Fidelity’s latest first-quarter data shows that retirement savers felt the impact of sharp market swings, with the average 401(k) balance falling 4% to $141,000. The average individual retirement account balance also declined 4% to $131,380, reflecting how quickly portfolio values can move when markets turn volatile.

The declines came during a turbulent stretch tied to the Iran war, which triggered a broad stock selloff. Fidelity Investments said the drop followed severe market volatility earlier in the year, although markets later recovered and moved to new highs.

Market losses hit retirement accounts

The downturn was especially visible in major U.S. stock indexes after the U.S. and Israel attacked Iran on Feb. 28. In March, the S&P 500 fell 5.1% for its worst monthly performance since 2022, while the Dow dropped 5.4% and the Nasdaq declined 4.8%.

Those losses did not last forever. By Wednesday’s close, the Dow Jones Industrial Average was up about 5.3% for the year, the S&P 500 had gained nearly 10%, and the Nasdaq Composite had risen 14.8%. Fidelity’s Kirsten Hunter Peterson said the environment improved after the early-year slide, noting that markets were “trending in a much better direction.”

More workers tapped savings for cash

At the same time, more workers turned to their 401(k) accounts for help with short-term cash needs. Fidelity said 19.2% of workers had an outstanding loan at the end of the first quarter, up from 18.8% a year earlier.

New borrowing also inched higher, with 2.4% of workers taking a new 401(k) loan in the first quarter compared with 2.3% in 2025. Hardship withdrawals, which can be taken without an early-withdrawal penalty for an “immediate and heavy financial need,” rose to 2.5% from 2.3%.

That pattern points to broader strain in household budgets as prices for essentials such as groceries and gas remain elevated. Experts say many families have less room to absorb unexpected costs, which can push them toward retirement savings even when markets are weak.

Why hardship withdrawals matter

Fidelity’s Hunter Peterson said many hardship withdrawals are for less than $2,000, which she described as “not so significant.” But repeated withdrawals in a single year can signal a more precarious financial situation, and that is the group Fidelity says deserves closer attention.

Certified financial planner Douglas Boneparth, president and founder of Bone Fide Wealth in New York City, said a hardship withdrawal should be treated as a last resort.

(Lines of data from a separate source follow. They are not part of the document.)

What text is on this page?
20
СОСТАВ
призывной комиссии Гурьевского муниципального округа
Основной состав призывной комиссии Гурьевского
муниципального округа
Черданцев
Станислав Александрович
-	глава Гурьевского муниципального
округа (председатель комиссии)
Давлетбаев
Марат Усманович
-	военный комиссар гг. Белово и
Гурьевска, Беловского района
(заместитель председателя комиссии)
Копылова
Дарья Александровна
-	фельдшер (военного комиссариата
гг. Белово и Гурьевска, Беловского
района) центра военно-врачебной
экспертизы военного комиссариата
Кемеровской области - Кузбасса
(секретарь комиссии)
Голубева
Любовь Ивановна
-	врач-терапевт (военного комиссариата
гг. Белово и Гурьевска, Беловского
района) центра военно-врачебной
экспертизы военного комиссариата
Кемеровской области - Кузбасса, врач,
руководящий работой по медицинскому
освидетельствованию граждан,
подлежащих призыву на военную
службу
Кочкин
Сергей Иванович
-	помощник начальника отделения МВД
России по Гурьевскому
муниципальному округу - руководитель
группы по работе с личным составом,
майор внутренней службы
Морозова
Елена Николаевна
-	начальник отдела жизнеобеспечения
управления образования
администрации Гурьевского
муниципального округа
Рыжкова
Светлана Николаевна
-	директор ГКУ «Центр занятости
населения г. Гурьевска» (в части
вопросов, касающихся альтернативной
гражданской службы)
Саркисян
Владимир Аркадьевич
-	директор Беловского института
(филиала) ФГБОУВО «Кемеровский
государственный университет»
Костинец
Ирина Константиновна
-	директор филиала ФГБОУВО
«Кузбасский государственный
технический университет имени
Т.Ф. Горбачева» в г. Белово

Early withdrawals can bring taxes and a 10% penalty, and the long-term damage from lost compounding can be even greater.

Boneparth also said the behavior reflects “broader pressure across household finances as inflation and elevated living costs continue squeezing consumers.” He added that withdrawing money during a market downturn can make it harder to recover lost ground later.

Most savers kept contributing

Even with the turbulence, most retirement savers continued to add money to their plans in the first quarter. Fidelity said automatic features such as auto-escalation helped keep contributions moving higher, as the setting raises savings rates over time, often by one percentage point a year.

The average 401(k) contribution rate, including both employer and employee money, rose to 14.4%, a record high and just below Fidelity’s suggested savings rate of 15%. Sharon Brovelli, president of Fidelity’s workplace investing, said it was positive to see participants stay committed to saving despite market volatility.

Boneparth said households that can handle sudden affordability problems usually have even a small emergency cushion. For families with tight monthly cash flow, he suggested directing a modest amount, such as $25 to $50 a month, into a high-yield savings account before making cuts to retirement contributions.